Background: The loss of wetlands has been a concern of U.S. policymakers for several decades. These ecosystems provide many benefits, including wildlife habitat, water storage and purification, recreation and aesthetic values, and production of food and timber. Although coastal wetlands are well-known, they constitute only about 5% of the total; other types of wetlands include swamps, potholes and playa lakes. More recently, the encroachment of urban sprawl and development onto productive agricultural land has also become an issue of public debate. Congress previously responded to these concerns through the creation of several programs based on easements – long-term restrictions on land use that landowners voluntarily place on their property in return for government payments. The programs included the Wetlands Reserve Program (WRP), Farmland Protection Program (FPP) and Grassland Reserve Program (GRP).The Agricultural Act of 2014 (2014 farm bill) consolidated these programs into a new initiative called the Agricultural Conservation Easement Program (ACEP) that operates similarly to its predecessor programs.

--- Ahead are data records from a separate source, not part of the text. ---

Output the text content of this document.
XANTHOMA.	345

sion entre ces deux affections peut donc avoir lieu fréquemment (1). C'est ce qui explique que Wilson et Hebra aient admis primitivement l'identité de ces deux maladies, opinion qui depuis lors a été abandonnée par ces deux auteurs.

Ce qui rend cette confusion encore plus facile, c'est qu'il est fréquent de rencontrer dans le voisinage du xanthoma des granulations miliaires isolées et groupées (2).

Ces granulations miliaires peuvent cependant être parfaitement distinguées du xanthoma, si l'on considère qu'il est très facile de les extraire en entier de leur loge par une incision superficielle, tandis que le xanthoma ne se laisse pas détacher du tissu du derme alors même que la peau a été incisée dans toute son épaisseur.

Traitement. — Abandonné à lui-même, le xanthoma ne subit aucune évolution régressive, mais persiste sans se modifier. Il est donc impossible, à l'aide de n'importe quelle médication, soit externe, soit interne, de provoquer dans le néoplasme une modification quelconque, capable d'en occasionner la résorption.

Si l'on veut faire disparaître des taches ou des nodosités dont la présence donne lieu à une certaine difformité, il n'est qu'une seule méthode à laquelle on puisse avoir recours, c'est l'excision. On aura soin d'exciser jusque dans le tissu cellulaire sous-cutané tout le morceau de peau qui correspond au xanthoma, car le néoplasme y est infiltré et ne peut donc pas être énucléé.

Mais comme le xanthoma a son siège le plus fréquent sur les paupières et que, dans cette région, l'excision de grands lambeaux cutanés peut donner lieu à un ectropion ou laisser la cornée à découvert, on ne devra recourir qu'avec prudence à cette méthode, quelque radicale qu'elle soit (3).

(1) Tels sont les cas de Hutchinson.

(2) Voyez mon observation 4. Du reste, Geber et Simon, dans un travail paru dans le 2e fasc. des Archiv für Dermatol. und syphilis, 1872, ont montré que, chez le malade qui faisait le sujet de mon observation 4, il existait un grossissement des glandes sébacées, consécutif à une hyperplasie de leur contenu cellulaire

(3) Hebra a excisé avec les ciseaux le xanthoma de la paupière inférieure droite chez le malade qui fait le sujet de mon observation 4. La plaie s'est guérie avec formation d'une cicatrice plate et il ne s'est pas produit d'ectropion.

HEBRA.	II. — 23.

Program Operation: ACEP offers two types of easements: agricultural land easements (ALE) that limit the non-productive use of farm or grass lands, and wetland reserve easements (WRE) to protect and restore wetlands. ALEs generally work through partners such as state and local governments, Native American tribes and non-profit organizations. USDA pays up to 50% of the easement’s market value (75% for some environmentally significant grasslands), with partners providing the remaining financing and making sure the terms of the easement are kept. (In an easement, the landowner retains ownership of the land but accepts certain binding restrictions on the property’s use.)

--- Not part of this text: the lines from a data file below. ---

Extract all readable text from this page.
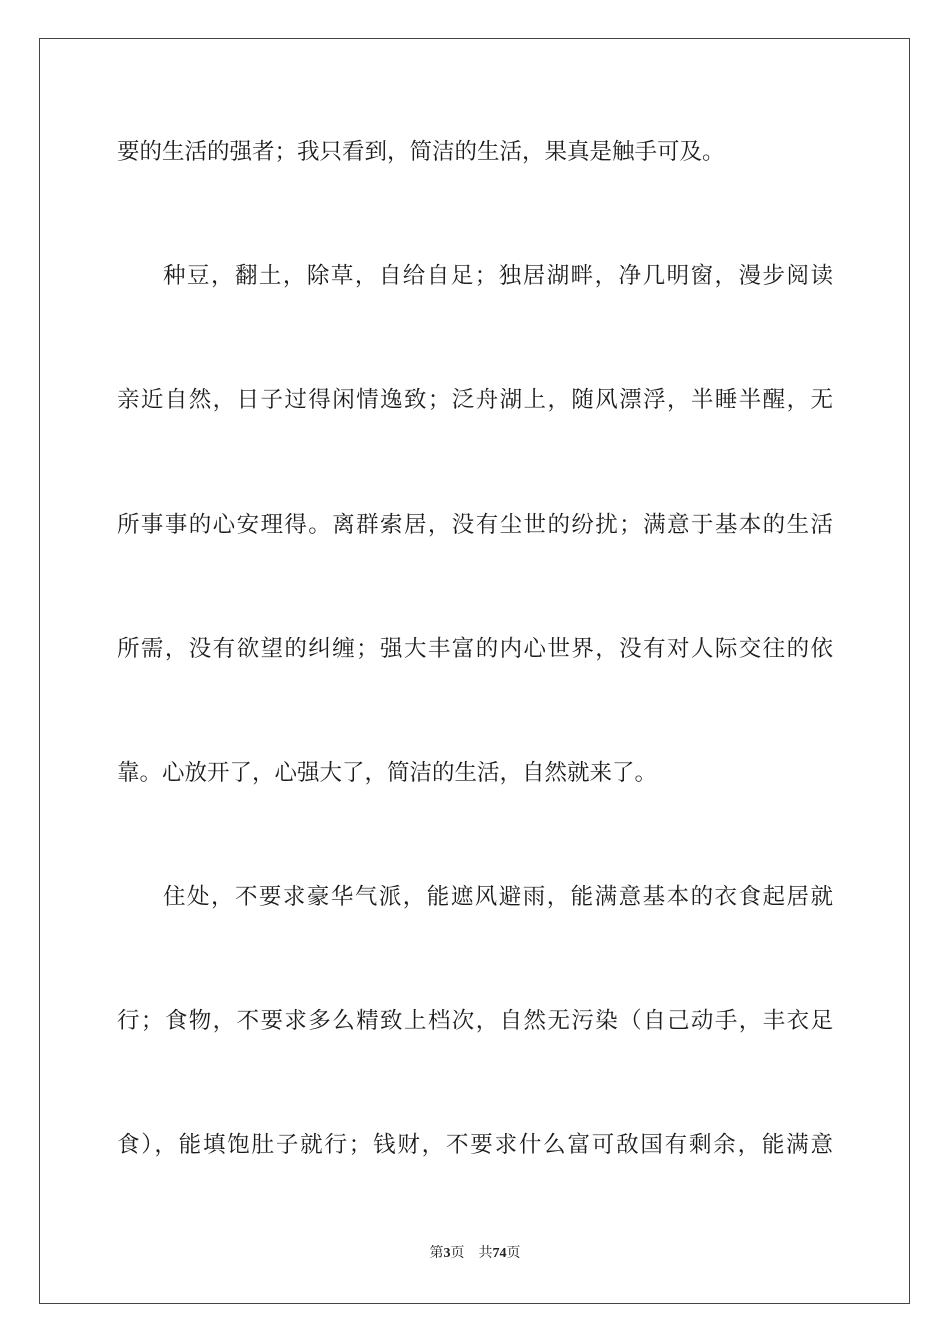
要的生活的强者；我只看到，简洁的生活，果真是触手可及。
种豆，翻土，除草，自给自足；独居湖畔，净几明窗，漫步阅读
亲近自然，日子过得闲情逸致；泛舟湖上，随风漂浮，半睡半醒，无
所事事的心安理得。离群索居，没有尘世的纷扰；满意于基本的生活
所需，没有欲望的纠缠；强大丰富的内心世界，没有对人际交往的依
靠。心放开了，心强大了，简洁的生活，自然就来了。
住处，不要求豪华气派，能遮风避雨，能满意基本的衣食起居就
行；食物，不要求多么精致上档次，自然无污染（自己动手，丰衣足
食），能填饱肚子就行；钱财，不要求什么富可敌国有剩余，能满意
第3页 共74页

WREs differ from ALEs in their term (they are generally either permanent or 30 years in length) and also in that USDA deals directly with individual landowners and pays the full market value of the easement. Landowners have responsibilities, laid out in a contract, to restore, protect or improve wetlands. `
Though ACEP is new, its predecessor programs markedly advanced agricultural land and wetland conservation. For example, from the former WRP’s inception through 2012, more than 2.6 million acres of wetlands were enrolled. Federal spending on the WRP totaled nearly $588 million in 2012.The WRP interacted with a number of other public policies, including conservation compliance and Section 404 permits under the Clean Water Act, to mitigate the conversion of wetlands. Overall, annual wetland losses of around 500,000 acres were turned around, to the point that in some recent years there were small overall net gains in wetland acreage.
Administration: The ACEP is operated by the Natural Resources Conservation Service (NRCS).
Statutory Authority: 16 U.S.C. 3865.